Record snowfall across much of the western United States has not only helped to alleviate drought — it has also brought a massive boon for the region’s ski resorts, with many hoping to keep their lifts running deep into summer.
Sitting more than 10,500 feet (3,200 meters) above sea level, Colorado’s Arapahoe Basin has long been famous for its long seasons. The resort’s frozen pistes were the state’s first to open last fall, and typically don’t close until June.
“I bet you, here, we might make it into July. I hope so,” said local ski enthusiast Ian Burkle, 52.
“We always aim for July 4. If you can ski up here on the fourth, it’s always great.

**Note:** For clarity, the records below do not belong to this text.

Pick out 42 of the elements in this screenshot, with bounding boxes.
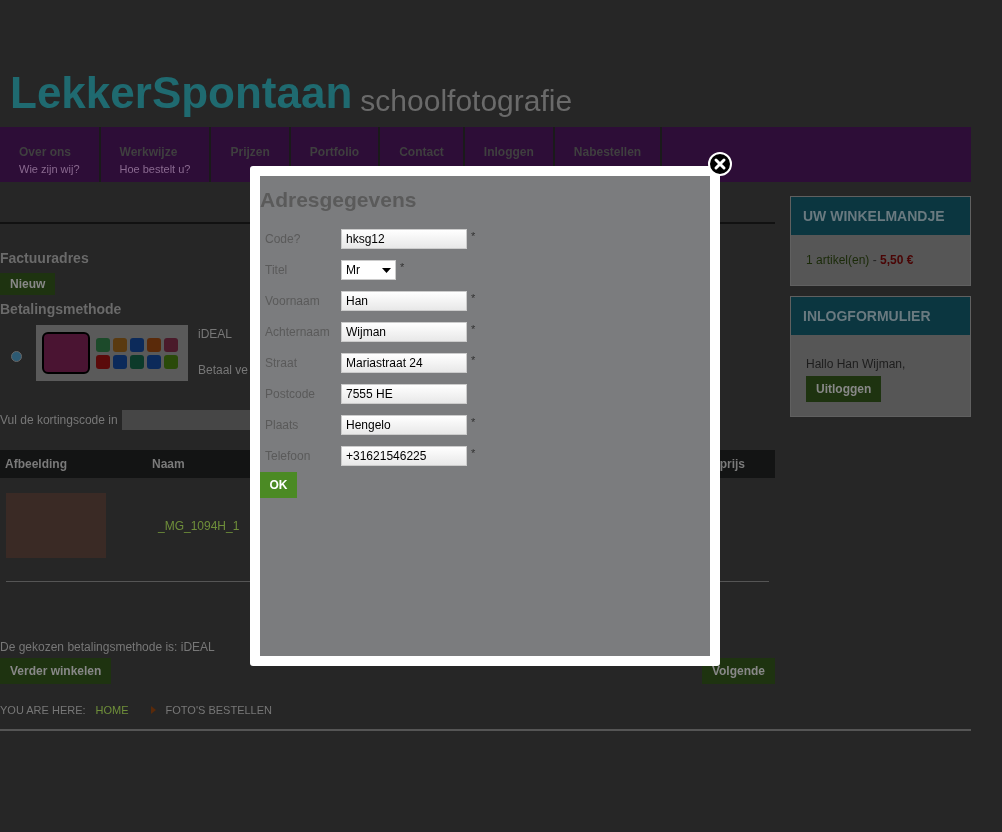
product-name[interactable]: _MG_1094H_1: [158, 516, 240, 535]
section-heading: Betalingsmethode: [0, 300, 122, 319]
title-select[interactable]: Mr: [341, 260, 396, 280]
radio-button[interactable]: [11, 351, 22, 362]
payment-name: iDEAL: [198, 326, 233, 343]
required-mark: *: [471, 445, 476, 461]
discount-label: Vul de kortingscode in: [0, 412, 118, 429]
column-header: Afbeelding: [5, 456, 68, 473]
continue-shopping-button[interactable]: Verder winkelen: [0, 658, 112, 684]
greeting-text: Hallo Han Wijman,: [806, 356, 906, 373]
section-heading: Factuuradres: [0, 249, 89, 268]
input-field[interactable]: 7555 HE: [341, 384, 467, 404]
required-mark: *: [471, 352, 476, 368]
input-field[interactable]: Hengelo: [341, 415, 467, 435]
input-field[interactable]: Mariastraat 24: [341, 353, 467, 373]
input-field[interactable]: hksg12: [341, 229, 467, 249]
dropdown-caret-icon: [382, 267, 391, 273]
breadcrumb-link[interactable]: HOME: [95, 702, 129, 719]
required-mark: *: [400, 259, 405, 275]
new-button[interactable]: Nieuw: [0, 273, 56, 295]
required-mark: *: [471, 290, 476, 306]
triangle-icon: [150, 706, 156, 715]
discount-input[interactable]: [121, 410, 252, 430]
next-button[interactable]: Volgende: [701, 658, 775, 684]
payment-description: Betaal ve: [198, 362, 249, 379]
required-mark: *: [471, 414, 476, 430]
logout-button[interactable]: Uitloggen: [806, 376, 882, 402]
panel-title: UW WINKELMANDJE: [791, 197, 970, 235]
required-mark: *: [471, 321, 476, 337]
logo-wordmark[interactable]: LekkerSpontaan: [10, 67, 353, 119]
input-field[interactable]: Han: [341, 291, 467, 311]
column-header: prijs: [719, 456, 745, 473]
column-header: Naam: [152, 456, 185, 473]
breadcrumb-label: YOU ARE HERE:: [0, 703, 86, 718]
ok-button[interactable]: OK: [260, 471, 297, 498]
panel-title: INLOGFORMULIER: [791, 297, 970, 335]
required-mark: *: [471, 228, 476, 244]
logo-tagline: schoolfotografie: [360, 83, 573, 119]
input-field[interactable]: +31621546225: [341, 446, 467, 466]
cart-summary: 1 artikel(en) - 5,50 €: [806, 252, 914, 269]
chosen-method-text: De gekozen betalingsmethode is: iDEAL: [0, 639, 215, 656]
input-field[interactable]: Wijman: [341, 322, 467, 342]
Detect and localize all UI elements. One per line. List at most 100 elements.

It’s been a couple years since that.”
But this year, with mountains across California, Utah and Colorado reporting staggering snowfall, “A-Basin” has plenty of competition for spring skiing, in what is shaping up to be a bumper-sized season across the West.
While Colorado can thank consistent, steady snowfall and low temperatures for its positive ski and snowboard outlook, California’s Mammoth Mountain has recorded its snowiest ever winter, with 704 inches (nearly 18 meters) and counting.
That shatters the previous record of 668 inches.
“It’s going to be a legendary spring up here and we’ll be open daily through at least July!” the resort wrote on Instagram.
Utah passed its statewide record for snowpack on March 24, according to the federal government’s Natural Resources Conservation Service, with a number of ski resorts there pushing back their closing dates too.
One Utah resort, Little Cottonwood Canyon, even had to close for a day because of too much snow, which posed an avalanche risk.
It is all a stark contrast with Europe’s Alps, where “extreme” warm winter weather left many hopeful skiers frustrated by the sight of brown hillsides with just slivers of snow in January.
Katherine Fuller, spokeswoman for Arapahoe, said the resort has received heightened interest from overseas travel agencies “reaching out and seeing how to put together that last-minute US ski trip.”
Of course, the wild swings and variations point to worrying long-term trends.
Human-caused global warming exacerbates existing weather patterns, making the wet spells wetter and the dry spells drier.
And for many skiers interviewed by AFP, the excitement over snow conditions pales in comparison to the implications for the US West’s decades-long drought.
“Having quality water and making sure it gets to the right spot, and there’s enough for crops and everything is pretty important,” said Jared Brower, from Denver.
“Skiing is a nice thing to do, but being able to eat is kinda more important in the long term, probably!”
But still, the chance to keep skiing is “awesome,” said Fuller.
“It’s kind of a party scene. The weather’s beautiful. There’s nothing like skiing in a t-shirt from the top of the mountain in late spring, even early summer.”